Writing: Chemistry

Warren Beck is an Associate Professor of Chemistry at Michigan State, where his research group is working in the general areas of biophysical chemistry and molecular biophysics. One area of current work involves time-resolved laser spectroscopic studies of protein dynamics associated with protein unfolding and misfolding, as is involved in the amyloidoses (Alzheimer's and Parkinson's diseases). He is also working on the nature of protein reorganizational dynamics associated with electron transfer, as in photosynthesis and in redox proteins, using time-resolved fluorescence and femtosecond vibrational coherence techniques.

Here is a view of his entire screen in the middle of one working day.

400/Beck.jpg

In a single application, Tinderbox allows me to define an easily customizable notetaking system, an outlining system, and a smart reference database. In my setup, prototype notes are defined with attributes that keep track of the bibliographic information, the web URL, and link to a local pdf for each literature reference. Another set of prototypes define links to my experimental data files and to plots and tables prepared from them. The notes based on the prototypes for each source often include snapshot images obtained from the original pdf documents. Aliases to these notes can then be arbitrarily organized in an ordered list that forms the basis for a section of a manuscript.

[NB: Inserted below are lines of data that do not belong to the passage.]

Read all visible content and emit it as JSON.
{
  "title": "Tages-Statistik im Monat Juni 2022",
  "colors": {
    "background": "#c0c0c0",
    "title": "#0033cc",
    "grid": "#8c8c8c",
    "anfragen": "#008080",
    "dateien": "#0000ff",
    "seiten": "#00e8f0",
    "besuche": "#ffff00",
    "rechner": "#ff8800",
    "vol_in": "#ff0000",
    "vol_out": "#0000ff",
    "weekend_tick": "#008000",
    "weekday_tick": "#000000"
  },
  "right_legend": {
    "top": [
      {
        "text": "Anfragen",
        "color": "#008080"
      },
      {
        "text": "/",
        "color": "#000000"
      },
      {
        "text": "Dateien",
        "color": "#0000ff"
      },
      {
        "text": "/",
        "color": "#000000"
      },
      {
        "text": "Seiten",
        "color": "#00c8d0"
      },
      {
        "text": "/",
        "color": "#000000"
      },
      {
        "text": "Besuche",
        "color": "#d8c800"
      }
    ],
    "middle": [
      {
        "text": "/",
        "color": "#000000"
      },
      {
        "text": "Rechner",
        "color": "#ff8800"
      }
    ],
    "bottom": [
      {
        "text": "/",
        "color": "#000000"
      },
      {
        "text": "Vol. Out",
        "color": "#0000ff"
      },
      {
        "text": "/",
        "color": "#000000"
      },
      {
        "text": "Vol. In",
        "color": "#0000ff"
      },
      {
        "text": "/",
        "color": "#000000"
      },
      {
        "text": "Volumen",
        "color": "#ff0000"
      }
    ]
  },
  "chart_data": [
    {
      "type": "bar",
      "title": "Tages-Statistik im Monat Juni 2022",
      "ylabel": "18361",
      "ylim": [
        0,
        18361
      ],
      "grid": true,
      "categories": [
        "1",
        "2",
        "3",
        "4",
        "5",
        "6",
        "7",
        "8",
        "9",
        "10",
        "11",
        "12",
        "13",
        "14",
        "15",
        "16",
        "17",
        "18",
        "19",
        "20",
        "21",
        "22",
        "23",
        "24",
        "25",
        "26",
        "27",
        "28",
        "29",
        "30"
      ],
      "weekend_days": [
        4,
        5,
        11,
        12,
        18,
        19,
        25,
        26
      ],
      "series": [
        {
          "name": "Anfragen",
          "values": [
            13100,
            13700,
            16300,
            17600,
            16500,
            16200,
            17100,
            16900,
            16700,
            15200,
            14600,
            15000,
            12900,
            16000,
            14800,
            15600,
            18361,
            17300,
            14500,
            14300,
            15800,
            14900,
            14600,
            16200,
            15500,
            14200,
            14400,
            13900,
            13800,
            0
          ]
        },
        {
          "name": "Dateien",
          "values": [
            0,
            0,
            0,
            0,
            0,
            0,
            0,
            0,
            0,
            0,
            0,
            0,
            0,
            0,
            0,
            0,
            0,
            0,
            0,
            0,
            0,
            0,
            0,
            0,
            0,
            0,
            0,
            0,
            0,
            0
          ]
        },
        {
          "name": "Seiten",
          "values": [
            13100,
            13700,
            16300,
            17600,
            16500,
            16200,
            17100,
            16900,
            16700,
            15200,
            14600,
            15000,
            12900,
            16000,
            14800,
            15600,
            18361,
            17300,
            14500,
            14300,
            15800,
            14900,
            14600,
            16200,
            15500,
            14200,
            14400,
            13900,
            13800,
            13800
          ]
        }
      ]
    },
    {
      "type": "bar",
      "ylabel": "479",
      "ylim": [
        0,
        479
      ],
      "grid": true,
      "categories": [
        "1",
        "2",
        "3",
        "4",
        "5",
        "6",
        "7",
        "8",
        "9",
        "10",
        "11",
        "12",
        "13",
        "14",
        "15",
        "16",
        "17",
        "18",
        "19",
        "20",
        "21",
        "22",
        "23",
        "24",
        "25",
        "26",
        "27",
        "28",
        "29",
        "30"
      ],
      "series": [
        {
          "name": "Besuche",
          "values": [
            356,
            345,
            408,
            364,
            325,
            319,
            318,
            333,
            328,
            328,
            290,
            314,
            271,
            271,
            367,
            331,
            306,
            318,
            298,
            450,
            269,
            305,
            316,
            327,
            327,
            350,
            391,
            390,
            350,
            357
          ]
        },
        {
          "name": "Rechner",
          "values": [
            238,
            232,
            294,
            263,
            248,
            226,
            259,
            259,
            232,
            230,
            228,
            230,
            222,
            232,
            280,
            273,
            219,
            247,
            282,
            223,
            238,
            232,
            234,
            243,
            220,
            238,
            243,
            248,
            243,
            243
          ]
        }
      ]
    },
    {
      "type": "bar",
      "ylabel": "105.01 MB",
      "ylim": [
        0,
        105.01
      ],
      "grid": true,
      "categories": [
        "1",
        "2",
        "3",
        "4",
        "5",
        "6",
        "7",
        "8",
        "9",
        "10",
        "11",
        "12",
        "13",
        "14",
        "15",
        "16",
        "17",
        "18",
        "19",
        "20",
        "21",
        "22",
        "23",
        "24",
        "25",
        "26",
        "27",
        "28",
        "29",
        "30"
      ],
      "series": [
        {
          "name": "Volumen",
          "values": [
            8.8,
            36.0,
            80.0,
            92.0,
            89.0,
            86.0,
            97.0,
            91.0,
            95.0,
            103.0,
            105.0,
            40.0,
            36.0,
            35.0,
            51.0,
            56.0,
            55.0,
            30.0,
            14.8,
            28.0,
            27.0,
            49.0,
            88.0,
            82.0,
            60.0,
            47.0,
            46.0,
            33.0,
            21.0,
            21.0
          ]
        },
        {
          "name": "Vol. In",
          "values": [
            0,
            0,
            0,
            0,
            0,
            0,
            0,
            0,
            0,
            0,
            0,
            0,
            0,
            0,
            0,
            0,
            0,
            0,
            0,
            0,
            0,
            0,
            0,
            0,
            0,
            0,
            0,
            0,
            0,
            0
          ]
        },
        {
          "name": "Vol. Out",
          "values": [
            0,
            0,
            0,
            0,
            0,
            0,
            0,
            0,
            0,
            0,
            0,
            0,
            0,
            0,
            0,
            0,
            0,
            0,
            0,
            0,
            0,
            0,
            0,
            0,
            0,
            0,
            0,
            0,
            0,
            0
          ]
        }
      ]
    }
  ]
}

The links back to the prototypes allow the notes for each source to be viewed in a separate list.

Agents provide a constantly updated list of notes that correspond to stored queries, so it is easy to find the sources that pertain to a given issue. Maps provide yet another way to visualize and order the relationships between concepts, sources, and notes.

This system uses the basic features of Tinderbox in an elemntary way, yet it provides a dynamic view of my ideas and sources that is uniquely powerful. It removes the main obstacle that I have faced many times: what is the first step that must be accomplished in order to get a project off the ground? Using this system, I find that the first step is just to write down a single idea in a single note in Tinderbox, and the energy required to do that is minimal and the time required short. But the progress accomplished with the writing of that note is permanent; it can be used now, for the intended purpose, and it might emerge in a later project when pulled out of the corpus by an agent. It is the accumulation of notes in a Tinderbox document that provides the driving force towards finishing the project.